The sensory room has been created specifically to concentrate on sensory stimulation. The goal of treatment must be either the creation of function where none exists, or improvement of function where it is delayed or inhibited. Stimulation “excites” the brain which produces functional activity.
Transport is offered to learners but is limited to 24 learners and within a 20km radius of the school. The vehicle is equipped with the correct safety seating and belting and an assistant accompanies the driver in the morning and afternoon trips.
All classes aim to stimulate psychomotor and perceptive capabilities; develop skills needed for daily living and improve communication and language development as well as social integration.
Learners are placed in classes according to their cognitive abilities (not age). Depending on their progress, learners can proceed from perceptual classes to advanced perceptual classes and then vocational classes.
Those who are able, and remain in the school for long enough, then progress to young adult classes.
This class caters for children with profound and severe intellectual and physical disabilities. Sensory Stimulation is the main focus of this class; activities that are performed include painting, scribbling, exploring different shapes, sizes and texture.
Early Perceptual Class
The main function of this class is to provide routine and social interaction. The learners work on midline crossing, fine and gross motor skills.
Advance Perceptual Class
The focus of this class is on the following skills: pre- reading, pre-writing as well as basic mathematics.

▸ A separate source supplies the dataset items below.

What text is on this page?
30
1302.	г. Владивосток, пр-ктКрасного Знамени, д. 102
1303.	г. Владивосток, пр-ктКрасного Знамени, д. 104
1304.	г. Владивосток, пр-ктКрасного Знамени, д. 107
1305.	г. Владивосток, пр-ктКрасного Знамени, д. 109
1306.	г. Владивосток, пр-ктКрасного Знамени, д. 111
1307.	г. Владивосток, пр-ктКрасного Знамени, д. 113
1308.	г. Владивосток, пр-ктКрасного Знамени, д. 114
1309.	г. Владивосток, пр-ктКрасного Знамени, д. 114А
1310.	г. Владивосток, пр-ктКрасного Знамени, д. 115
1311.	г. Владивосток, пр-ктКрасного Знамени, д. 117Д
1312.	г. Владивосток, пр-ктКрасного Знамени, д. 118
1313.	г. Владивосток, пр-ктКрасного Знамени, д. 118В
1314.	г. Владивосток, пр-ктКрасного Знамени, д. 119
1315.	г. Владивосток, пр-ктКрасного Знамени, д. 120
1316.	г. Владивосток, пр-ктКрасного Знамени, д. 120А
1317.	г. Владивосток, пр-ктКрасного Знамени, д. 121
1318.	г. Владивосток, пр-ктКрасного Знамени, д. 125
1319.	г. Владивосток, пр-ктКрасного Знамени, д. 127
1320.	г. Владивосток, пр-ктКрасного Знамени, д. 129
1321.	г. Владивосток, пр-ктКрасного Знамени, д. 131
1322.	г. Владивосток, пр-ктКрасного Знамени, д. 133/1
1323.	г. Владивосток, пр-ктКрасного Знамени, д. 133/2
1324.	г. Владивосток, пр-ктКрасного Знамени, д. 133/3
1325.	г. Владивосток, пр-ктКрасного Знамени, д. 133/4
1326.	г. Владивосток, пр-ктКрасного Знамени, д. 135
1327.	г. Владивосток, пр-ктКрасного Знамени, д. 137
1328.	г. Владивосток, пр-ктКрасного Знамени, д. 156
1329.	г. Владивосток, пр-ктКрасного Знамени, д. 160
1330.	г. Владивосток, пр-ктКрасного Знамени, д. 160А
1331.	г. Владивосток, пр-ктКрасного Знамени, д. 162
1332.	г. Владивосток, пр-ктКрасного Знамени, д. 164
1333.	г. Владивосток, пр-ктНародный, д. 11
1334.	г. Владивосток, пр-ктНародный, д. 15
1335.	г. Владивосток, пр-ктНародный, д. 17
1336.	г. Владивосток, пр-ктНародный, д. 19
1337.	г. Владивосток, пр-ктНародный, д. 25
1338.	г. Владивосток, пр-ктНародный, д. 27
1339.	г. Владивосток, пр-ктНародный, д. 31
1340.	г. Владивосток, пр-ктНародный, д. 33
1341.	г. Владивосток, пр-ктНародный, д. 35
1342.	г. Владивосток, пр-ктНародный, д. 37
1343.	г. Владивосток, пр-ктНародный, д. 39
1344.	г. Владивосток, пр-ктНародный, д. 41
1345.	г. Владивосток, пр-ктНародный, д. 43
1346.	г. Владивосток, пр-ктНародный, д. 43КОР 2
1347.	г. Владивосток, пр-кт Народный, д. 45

Vocational & Workshop Class
This class prepares learners for everyday life, equips them with vocational skills and helps to promote independence and self-reliance. Learners are taught life skills, numeracy and literacy.
The workshop also helps with the functional and productivity elements of the learners’ daily lives. This might include personal hygiene, personal development and social skills that enable and encourage learners to be more interactive with other people and to find a place in society as well as with other members of the community.
It is of utmost importance that a child with a disability receive stimulation therapy as early as possible. Lusito does not have an age limit concerning when learners have to leave the school, it is a process whereby we work hand-in-hand with the learner and family.